Three hours later we were still alive and exploring the basin. I watched Ralph as he changed the batteries in his monitoring equipment, downloaded recent information on his computer and logged the changes in the features in his well kept yellow journal. He clearly explained everything he did and gave me ample time to marvel at the features that only a few people get to see. Mudpots, Geysers, Fumeroles and Hot Springs galore! All around me were tie-dye arrangements of colors; sizzles, pops and gurgles; and the faint smell of sulphur. The colorful mats of heat loving bacteria ran off into the cold deep waters of Lake Yellowstone whilst the Lake itself was surrounded by the beautiful snow covered peaks of the Absaroka Mountains.

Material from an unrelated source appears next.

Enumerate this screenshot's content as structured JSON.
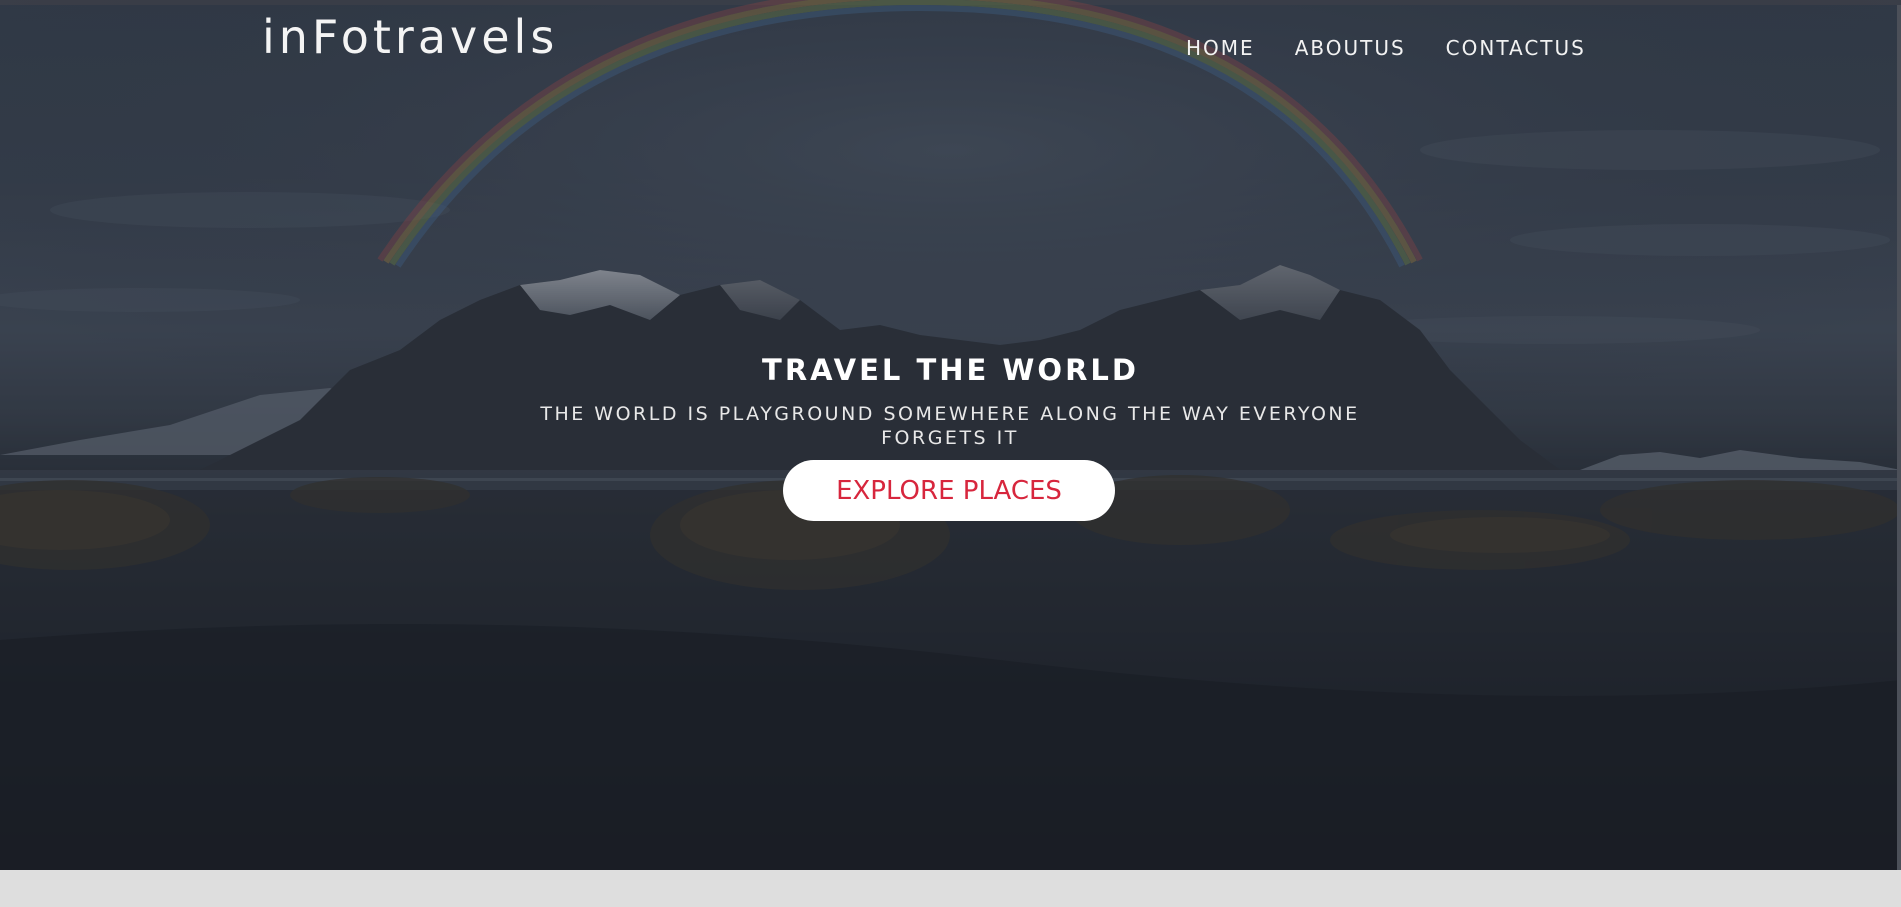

I realized in that moment that fear is not always a bad emotion. Fear is what makes you marvel at the power of a supervolcano and makes you wonder what lies beneath the frigid cold of Lake Yellowstone. Fear is what evokes in us a sense of respect towards things greater than us. And with respect comes the idea that we must protect these things that are so grand. The idea of conservation and preservation. The National Park Idea.
Monday, September 20, 2010
Needless to say the moving company was not used to delivering to Yellowstone! I tried as best I could to explain to the driver that passing through the steep escarpments of the East Entrance in Yellowstone was gonna take some time with a semi. But by the time he found our little housing area in Grant Village he still looked a little shell shocked!
"I would've got here sooner but there were some Buffalo in the road!"
I chuckled and nodded my head. Our truck driver had NEVER been to Yellowstone and now here he was traveling through the park with a semi, delivering goods to two park rangers! As if the Bison were not enough Yellowstone decided to show the driver how weather patterns can change in an instant. While unloading the truck it rained, sleeted and yes, even snowed. Then the sun came out as if pretending as though nothing had happened!
But Alas, all of our belongings arrived in relatively good condition and within 3 days Shane and I had unpacked everything except a couple boxes of books. Buying furniture for a house you have been seen before is quite a challenge and by about the tenth time of me saying "how about if we put this here" I thought Shane was gonna freak out! However that tenth time was the perfect one! Everything fits quite nicely. Shane had shipped some poplar which he made a coffee table and book shelves with.
We are living in a nice 4 bedroom split level house tucked away in the government housing area about 1/4 mile from Grant Village Visitor Center. In the little time we have been here the bugling Elk and yipping Coyotes already graced us in our new home. We have met most of our neighbors and all are very nice. In about 2 weeks, as summer draws to an end, our neighborhood will go from a population of 40 down to 10-12 individuals. The 10-12 hardy who will bare the winter in the interior of Yellowstone. Oh and let's not forget the 5 dogs who will also stick around- Alice (our dog) being the smallest.
I am not the least bit worried about the winter. In fact I have taken great comfort in knowing that I am living in a National Park surrounded by 2.2 million acres of protected land. This park, that can see up to 3 million visitors a year, is my home; my backyard. And while others only get to see it for a week, maybe two, I have been given the chance to experience Yellowstone year round. A chance to see the snow fall, the elk rut, the wolves hunt, the bison plow through snow covered fields and the first spring flower bloom.